Since 1996, when I became an estate planning attorney, the estate tax exclusion amount, (the amount you could die with before an estate tax), has ranged from $600,000 to $5,000,000. Under ATRA, the estate tax exclusion amount was raised to $5,000,000 indexed for inflation. In 2014, it is $5,340,000. In 2015, it was $5,430,000. And in 2016, it is $5,450,000.
Each person has an estate tax exclusion amount. Married couples can use two exclusion amounts, But to do so, their living trust must include bypass trust provisions, which, at the first death, allows the surviving spouse to distribute the deceased spouse’s share of the assets to the bypass trust. The bypass trust assets will not be included in the surviving spouse’s estate, but they will not receive a step up in basis when the surviving spouse dies. The tax basis of these assets will be the date of death value.
When the exclusion amount was $600,000, couples with estates worth more than that needed two exclusion amounts, so they used a bypass trust in their living trust. For example, if Bill and Jane had an estate worth $900,000, one $600,000 exclusion amount wouldn’t be enough. But if they used a bypass trust, they could use Bill’s exclusion and Jane’s exclusion and exclude up to $1,200,000 from estate taxes.

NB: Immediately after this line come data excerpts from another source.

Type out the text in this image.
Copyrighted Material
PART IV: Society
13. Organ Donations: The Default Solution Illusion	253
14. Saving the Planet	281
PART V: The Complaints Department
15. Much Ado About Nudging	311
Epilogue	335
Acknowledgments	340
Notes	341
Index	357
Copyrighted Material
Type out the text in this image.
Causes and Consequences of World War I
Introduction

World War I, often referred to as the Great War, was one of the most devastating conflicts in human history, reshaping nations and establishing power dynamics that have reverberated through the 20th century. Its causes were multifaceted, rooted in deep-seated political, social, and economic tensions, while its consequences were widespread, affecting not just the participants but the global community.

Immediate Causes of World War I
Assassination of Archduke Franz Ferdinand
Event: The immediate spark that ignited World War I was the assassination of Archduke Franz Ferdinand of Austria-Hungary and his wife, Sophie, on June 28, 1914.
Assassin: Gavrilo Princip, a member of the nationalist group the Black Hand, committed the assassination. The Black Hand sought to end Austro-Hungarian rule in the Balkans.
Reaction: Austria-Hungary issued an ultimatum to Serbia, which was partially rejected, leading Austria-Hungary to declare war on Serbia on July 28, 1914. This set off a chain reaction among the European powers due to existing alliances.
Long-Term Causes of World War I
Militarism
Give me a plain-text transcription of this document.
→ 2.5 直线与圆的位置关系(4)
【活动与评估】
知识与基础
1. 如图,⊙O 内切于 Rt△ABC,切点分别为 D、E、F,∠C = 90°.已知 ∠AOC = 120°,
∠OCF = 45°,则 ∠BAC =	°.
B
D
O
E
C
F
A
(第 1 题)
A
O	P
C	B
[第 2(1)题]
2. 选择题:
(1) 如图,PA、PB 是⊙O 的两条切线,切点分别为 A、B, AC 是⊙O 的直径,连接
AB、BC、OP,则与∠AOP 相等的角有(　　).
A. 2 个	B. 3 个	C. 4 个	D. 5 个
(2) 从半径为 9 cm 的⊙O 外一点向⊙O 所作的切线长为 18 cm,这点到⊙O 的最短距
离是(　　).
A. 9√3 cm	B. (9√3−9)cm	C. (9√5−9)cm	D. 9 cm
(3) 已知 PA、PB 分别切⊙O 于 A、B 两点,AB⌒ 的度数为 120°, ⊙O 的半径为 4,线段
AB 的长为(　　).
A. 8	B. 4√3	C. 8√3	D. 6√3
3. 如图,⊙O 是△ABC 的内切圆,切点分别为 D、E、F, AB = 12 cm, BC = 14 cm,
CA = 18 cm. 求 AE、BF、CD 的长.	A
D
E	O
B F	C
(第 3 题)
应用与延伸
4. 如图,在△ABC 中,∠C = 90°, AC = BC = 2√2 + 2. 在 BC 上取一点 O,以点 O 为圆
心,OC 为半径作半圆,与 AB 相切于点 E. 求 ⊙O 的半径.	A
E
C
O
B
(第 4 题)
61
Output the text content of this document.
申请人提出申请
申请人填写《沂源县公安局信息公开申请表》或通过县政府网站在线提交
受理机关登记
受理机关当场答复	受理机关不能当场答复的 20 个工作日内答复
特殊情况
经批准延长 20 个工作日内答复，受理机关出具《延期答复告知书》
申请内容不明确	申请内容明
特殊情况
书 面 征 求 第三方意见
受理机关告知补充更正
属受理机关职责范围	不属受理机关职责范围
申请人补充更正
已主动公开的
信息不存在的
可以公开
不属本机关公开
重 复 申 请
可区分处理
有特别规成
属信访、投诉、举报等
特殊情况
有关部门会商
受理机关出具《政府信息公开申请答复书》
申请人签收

But now that the exclusion amount is $5,450,000, most couples don’t need two exclusion amounts to avoid estate taxes. Most couples’ estates are worth way less than $5,450,000, so using a bypass trust is no longer needed. In fact, using a bypass trust can do harm.
Assets in the bypass trust will not receive a step-up in basis when the surviving spouse dies. If the children have to sell the bypass trust assets, they will have to pay a capital gains tax on the difference between the sale price and what the assets were worth when the
first spouse died.
Before ATRA, paying a capital gains tax was a trade off couples were willing to make because it was better than paying the much higher estate tax. But if your estate value is less than $5,450,000, there is no need to make this trade off. Remove the bypass trust provisions from your living trust and and avoid the capital gains tax for your children. Instead of including bypass trust provisions in your living trust, you should consider including disclaimer or marital trust provisions to avoid the capital gain tax.